On average, there were about 1-3 Tourist Tasters in a shop at a time doing the same thing. Sooo… I did not feel to bad, as this seemed to be the thing to do and the business owners seems to accept this is how business is done – I guess since all the other shops were doing it too and this is what it appeared their customers wanted.
Then I walked into what must have been my 10th-ish store. I was almost fudged out – if you could even think that is a possibility. This 10th-ish little store looked exactly like the rest, but with one big difference.This place had about 20 people in line all wanting to buy fudge.

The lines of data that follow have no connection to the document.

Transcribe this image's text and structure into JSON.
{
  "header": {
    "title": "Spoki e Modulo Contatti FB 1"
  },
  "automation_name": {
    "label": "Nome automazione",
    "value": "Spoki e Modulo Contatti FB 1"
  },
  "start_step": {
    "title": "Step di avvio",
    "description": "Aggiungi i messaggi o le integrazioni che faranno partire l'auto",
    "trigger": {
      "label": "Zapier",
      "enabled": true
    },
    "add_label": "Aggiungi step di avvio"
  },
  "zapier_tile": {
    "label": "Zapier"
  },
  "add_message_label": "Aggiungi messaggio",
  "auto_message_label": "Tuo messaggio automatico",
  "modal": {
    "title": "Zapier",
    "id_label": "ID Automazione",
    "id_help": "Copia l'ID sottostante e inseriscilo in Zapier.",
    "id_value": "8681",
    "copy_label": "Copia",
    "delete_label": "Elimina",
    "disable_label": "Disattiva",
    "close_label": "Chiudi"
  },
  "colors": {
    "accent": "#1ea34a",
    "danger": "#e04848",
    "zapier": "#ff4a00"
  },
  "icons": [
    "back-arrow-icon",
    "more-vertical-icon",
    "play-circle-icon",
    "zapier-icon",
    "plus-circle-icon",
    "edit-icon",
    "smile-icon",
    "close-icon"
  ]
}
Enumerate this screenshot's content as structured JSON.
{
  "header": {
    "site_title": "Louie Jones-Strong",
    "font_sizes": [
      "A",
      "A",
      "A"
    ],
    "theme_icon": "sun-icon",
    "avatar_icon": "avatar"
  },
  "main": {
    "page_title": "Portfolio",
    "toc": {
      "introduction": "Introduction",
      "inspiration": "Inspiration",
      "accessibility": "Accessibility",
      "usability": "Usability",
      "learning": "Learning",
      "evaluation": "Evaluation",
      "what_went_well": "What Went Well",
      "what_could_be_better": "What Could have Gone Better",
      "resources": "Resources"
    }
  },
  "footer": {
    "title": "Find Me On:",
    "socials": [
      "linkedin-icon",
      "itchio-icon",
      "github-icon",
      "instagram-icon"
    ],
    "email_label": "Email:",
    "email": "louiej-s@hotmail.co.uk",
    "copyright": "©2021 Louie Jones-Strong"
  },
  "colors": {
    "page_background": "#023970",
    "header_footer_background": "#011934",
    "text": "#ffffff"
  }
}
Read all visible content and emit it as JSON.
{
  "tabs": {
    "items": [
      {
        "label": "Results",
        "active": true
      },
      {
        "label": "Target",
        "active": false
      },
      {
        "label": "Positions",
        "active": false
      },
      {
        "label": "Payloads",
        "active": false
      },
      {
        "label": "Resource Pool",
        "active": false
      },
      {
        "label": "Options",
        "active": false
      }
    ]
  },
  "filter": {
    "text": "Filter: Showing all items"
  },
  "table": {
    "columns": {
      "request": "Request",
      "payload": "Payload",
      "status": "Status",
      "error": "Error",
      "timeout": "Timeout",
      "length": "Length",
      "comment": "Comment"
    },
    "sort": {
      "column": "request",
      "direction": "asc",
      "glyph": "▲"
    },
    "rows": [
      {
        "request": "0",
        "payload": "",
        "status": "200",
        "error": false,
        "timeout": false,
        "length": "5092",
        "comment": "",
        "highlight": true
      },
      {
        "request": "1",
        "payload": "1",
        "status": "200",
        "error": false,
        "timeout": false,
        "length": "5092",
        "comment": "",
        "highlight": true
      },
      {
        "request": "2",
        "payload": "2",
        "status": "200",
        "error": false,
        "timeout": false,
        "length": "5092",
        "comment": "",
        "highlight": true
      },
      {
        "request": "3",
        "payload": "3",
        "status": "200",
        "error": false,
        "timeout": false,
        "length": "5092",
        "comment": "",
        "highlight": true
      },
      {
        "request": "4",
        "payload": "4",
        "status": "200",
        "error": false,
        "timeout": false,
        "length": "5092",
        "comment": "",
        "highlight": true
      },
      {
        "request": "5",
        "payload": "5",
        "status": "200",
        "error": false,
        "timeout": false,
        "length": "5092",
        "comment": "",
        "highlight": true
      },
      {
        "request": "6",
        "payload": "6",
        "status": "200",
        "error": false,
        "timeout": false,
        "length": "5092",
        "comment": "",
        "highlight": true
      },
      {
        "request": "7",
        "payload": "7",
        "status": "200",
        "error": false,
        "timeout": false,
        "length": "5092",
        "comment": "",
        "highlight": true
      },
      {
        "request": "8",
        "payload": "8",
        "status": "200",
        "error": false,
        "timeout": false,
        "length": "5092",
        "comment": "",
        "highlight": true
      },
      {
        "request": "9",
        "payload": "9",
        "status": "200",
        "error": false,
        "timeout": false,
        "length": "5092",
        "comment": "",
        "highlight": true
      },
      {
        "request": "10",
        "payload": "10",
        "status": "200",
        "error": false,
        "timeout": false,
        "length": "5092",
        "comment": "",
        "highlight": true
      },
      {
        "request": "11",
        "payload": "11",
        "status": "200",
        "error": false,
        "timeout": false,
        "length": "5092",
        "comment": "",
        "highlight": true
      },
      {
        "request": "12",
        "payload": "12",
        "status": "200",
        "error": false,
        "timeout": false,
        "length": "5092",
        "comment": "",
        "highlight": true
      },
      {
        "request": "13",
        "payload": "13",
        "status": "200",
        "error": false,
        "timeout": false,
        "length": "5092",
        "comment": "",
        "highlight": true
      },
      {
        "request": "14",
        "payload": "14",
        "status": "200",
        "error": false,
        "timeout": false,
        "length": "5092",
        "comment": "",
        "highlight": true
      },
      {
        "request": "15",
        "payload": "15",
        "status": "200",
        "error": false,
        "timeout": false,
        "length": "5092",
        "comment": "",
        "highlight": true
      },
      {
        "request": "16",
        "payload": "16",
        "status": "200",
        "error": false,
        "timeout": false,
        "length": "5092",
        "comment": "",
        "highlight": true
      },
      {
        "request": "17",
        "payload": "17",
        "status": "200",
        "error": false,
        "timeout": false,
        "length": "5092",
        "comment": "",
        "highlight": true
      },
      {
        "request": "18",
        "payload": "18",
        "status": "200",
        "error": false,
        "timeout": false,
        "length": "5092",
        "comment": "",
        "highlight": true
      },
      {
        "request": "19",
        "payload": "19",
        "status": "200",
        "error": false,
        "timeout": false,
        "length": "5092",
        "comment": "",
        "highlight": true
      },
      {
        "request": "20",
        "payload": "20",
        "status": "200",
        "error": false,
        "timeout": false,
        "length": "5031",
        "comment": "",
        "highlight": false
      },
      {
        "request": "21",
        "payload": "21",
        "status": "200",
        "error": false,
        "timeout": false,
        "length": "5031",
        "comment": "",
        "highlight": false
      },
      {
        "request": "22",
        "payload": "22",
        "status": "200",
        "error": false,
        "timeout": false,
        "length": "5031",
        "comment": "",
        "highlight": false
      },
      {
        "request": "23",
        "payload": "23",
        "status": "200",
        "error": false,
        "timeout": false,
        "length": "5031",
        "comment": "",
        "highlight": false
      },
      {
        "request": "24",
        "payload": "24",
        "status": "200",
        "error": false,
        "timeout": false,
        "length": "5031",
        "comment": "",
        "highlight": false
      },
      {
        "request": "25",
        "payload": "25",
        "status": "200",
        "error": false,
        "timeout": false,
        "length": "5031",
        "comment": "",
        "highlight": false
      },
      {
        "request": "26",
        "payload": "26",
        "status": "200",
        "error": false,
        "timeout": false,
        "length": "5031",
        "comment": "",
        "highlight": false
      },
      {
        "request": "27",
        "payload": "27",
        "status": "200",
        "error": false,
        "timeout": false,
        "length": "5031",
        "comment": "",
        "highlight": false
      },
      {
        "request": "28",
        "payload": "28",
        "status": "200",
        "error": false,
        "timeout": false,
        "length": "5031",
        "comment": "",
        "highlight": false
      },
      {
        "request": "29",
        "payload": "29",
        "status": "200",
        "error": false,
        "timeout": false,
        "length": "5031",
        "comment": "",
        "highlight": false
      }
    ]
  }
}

I saw one of the floor helpers walking around. I commented how impressed I was with how busy it was in here and this must be ‘The Best‘ of all the fudge stores. Since it was so crowded and I could not see the front counter, I asked where they give the samples. She responded very nicely with a “Oh, we do not give free samples here.”
This grabbed my interest, as I knew I was about to learn something.
(to keep this story on the short side I will fast forward to meeting with with the owner of the fudge shop)
After the introductions with a super kind hearted man, I shared with him about the CareerHearted Business Course for Small Businesses and how I was looking for something to share with my students and graduate. He generously opened up and shared all that he could so I could pass it on to you.
He told me about the history of his store and like most stores in the town were generation-family owned. He even commented that all the qualities between stores is about equal and it does not matter which store you got your fudge – they are all great.
So I asked why his store busy and the others are not.
He said he stopped giving away free samples. That was it. That was the ONLY thing he did differently. And, the moment he did this, people started buying.
As far back as he could remember, this store was like every other store: give away free samples – as that is what you do in this business.
He also shared something else very interesting. When they did offer free samples people would on occasion buy one to three slices at a time. When he stopped the free samples, people were buying a minimum of two to six slices at a time. This was true. While I was talking with him I was watching the counter and I do not think anyone bought less than three or four slides at a time at the equivalent of $6 a slice. And the place was filled with people the entire time I was there.
He even shared this discovery with the other stores but he said they were too afraid to make the change as this is what they always did.